Le premier conseil exécutif postélectoral était à vocation pédagogique. Du haut de la tribune, le ton était à la didactique à l'adresse des 26 nouveaux maires. Et ce, qu'il s'agisse de l'ABC de l'administration publique, du guide de gestion municipale, des axes de la feuille de route de la wilaya? Mais sur le «règlement intérieur», sur les «lignes rouges», le wali se montrait moins pédagogue. Il était implacable, intraitable.

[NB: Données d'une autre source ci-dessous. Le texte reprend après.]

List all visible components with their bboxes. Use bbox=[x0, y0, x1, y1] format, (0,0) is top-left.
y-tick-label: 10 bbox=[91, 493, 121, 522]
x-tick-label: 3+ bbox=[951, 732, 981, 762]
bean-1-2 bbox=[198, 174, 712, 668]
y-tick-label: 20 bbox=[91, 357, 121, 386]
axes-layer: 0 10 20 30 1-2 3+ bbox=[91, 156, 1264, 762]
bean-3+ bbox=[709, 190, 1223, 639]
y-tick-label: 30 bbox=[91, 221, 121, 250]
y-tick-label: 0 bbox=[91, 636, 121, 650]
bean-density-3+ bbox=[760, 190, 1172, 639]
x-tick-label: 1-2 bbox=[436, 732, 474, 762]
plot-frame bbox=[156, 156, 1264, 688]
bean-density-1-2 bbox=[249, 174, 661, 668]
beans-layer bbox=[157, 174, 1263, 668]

«Si j'apprends l'érection de constructions illicites de fraîche date, non signalées par le président de l'APC, je considère que celui-ci en est complice. Et il sera sanctionné en tant que tel», a-t-il averti. Ça ne relève point de l'approche du «fusible», de l'arbitraire ou de la présomption de culpabilité, comme rétorqueraient certains pourfendeurs. On n'est certes pas dans le registre juridictionnel, mais force est de reconnaître que c'est là un jugement juste de la part du détenteur de l'autorité de l'Etat et délégué du Gouvernement à l'échelon local. Le maire, en effet, qui a la qualité d'officier de police judiciaire en vertu du code communal, se rendrait complice passif de l'auteur et du co-auteur en fermant les yeux sur l'infraction qui est la construction illégale commise sur son territoire communal qu'il administre et dont il a la charge de veiller au respect et à l'application de la législation et de la réglementation en vigueur, en matière d'urbanisme dans le cas d'espèce. La réalisation de travaux sans autorisation constitue même une infraction pénale. Le maire, en son statut d'officier de police judiciaire, est tenu de faire constater l'infraction en dressant un procès-verbal et d'en transmettre une copie sans délai au procureur de la République. Ces procès-verbaux font foi jusqu'à preuve du contraire.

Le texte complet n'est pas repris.